Binding interactions of dissolved organic matter with iron and copper: Effects of source and pH

Wednesday, 17 December 2014
Yingxun Du1,2 and Rudolf Jaffe2, (1)Nanjing Institute of Limnology and Geography, Chinese Academy of Sciences, Nanjing, China, (2)Southeast Environmental Research Center & Dept. Chemistry & Biochemistry, Florida International University, Miami, FL, United States
Dissolved organic matter(DOM) fluxes from terrestrial to marine environments have increased as a result of anthropogenic activities and climate change, and DOM is known to facilitate the transport of both metals and trace organics. The nature and composition of DOM may influence its binding properties to metals and thus affect their mobility and fate in aquatic environments. Humic substances make up the majority of DOM in many aquatic ecosystems. Metals such as Fe and Cu are not only important as nutrients in aquatic systems, but also in controlling biogeochemical and ecotoxicological processes respectively. Thus, gaining a better understanding on the interaction of humic substances with Fe or Cu is important in the assessment of the bioavailability of such metals in aquatic systems.

In this study, the binding processes of two different DOM samples (Suwanee River humic acid, SRHA and Nordic Lake fulvic acid, NLFA)with Fe(III) and Cu(II) were examined.

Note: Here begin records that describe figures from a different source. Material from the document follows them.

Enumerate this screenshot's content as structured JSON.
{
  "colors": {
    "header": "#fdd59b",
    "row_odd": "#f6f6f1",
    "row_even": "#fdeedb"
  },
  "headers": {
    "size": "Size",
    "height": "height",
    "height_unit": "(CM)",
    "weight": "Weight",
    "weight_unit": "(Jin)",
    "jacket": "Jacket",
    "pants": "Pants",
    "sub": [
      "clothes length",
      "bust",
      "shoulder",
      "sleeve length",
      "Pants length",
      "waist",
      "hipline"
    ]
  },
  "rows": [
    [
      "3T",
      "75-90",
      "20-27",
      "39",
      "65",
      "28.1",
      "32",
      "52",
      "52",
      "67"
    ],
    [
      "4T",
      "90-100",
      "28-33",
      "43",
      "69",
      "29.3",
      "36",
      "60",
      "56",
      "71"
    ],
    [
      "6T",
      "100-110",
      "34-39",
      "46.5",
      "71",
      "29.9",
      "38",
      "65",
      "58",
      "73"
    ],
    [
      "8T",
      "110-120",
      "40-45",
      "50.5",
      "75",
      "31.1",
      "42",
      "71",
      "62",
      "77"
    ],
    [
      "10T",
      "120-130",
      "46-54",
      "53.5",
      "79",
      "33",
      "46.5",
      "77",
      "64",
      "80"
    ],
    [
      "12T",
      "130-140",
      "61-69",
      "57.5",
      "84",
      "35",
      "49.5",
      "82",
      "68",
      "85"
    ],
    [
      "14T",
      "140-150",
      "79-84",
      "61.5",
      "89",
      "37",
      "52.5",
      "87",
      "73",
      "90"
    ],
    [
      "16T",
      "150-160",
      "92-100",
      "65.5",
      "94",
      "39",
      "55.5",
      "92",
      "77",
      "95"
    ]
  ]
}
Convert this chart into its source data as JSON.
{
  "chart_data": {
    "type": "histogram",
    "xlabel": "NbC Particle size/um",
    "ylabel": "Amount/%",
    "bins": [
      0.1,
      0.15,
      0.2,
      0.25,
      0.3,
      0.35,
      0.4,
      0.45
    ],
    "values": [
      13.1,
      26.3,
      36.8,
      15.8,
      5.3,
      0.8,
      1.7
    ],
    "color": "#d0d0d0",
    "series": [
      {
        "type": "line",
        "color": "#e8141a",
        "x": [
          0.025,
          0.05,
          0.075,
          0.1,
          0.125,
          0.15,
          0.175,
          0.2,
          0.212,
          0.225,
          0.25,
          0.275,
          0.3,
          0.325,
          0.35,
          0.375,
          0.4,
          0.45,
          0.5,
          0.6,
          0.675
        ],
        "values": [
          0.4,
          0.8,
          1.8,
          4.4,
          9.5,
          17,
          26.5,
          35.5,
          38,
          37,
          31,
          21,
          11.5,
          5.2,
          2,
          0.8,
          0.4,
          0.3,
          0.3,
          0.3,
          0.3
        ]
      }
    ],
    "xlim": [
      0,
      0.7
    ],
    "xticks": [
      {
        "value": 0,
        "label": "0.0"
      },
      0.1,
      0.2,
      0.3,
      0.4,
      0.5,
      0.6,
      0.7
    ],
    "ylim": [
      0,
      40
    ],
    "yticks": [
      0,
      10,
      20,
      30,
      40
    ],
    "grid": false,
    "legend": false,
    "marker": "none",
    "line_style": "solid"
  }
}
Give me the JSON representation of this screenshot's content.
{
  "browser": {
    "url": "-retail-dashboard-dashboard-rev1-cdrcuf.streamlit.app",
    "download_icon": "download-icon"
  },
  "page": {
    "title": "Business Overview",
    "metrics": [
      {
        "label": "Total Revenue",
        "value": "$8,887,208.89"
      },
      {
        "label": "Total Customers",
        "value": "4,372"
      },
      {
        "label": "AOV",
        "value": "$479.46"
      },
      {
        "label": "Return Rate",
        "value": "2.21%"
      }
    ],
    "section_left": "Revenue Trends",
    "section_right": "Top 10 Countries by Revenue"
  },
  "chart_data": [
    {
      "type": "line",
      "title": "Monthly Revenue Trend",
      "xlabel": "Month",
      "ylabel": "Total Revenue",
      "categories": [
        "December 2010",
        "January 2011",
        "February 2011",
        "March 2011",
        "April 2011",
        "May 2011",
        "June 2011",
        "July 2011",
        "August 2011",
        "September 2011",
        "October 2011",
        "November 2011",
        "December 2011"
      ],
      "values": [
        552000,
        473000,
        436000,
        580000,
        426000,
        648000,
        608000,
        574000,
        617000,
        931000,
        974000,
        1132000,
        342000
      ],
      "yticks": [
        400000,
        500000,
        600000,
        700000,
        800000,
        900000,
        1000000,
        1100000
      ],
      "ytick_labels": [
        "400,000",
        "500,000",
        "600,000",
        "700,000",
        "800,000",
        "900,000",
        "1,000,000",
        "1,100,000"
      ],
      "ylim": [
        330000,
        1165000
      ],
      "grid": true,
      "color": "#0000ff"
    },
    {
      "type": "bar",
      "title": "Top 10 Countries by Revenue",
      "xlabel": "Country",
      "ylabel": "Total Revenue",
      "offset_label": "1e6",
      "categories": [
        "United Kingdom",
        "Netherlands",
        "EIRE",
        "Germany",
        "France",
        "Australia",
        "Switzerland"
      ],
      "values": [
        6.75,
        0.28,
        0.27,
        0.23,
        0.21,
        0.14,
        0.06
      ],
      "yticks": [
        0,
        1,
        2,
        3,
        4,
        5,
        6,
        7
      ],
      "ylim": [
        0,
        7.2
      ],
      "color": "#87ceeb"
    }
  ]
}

With the assistance of excitation-emission matrix fluorescence (EEM) and parallel factor analysis (PARAFAC), three humic-like components (C1, C2 and C4), and one microbial humic-like component (C3), were identified in the characterization of the samples. The quenching rates of C2 and C4 fluorescence in the presence of Cu were similar, which were slightly faster than that forC1. In contrast, the C3 fluorescence was significantly less affected by the addition of metals. In the presence of Fe, the most significant quenching was also observed for C2, and the behavior of C4 fluorescence was dependent on the pH value. Some differences in the fluorescence quenching were also observed between the two humic acid standards (one more higher-plant/terrestrially derived vs. the other more microbial/aquatic derived). In addition, pH had a significant effect on the metal binding with significantly lower quenching at lower pH values. Some variations where observed for the higher pH conditions particularly for Cu(II). A modified version of the Ryan-Weber model was used to calculate conditional stability constants (KM) and the complex capacity (CL). Effects of metal type, DOM type and pH on the fluorescence quenching are discussed.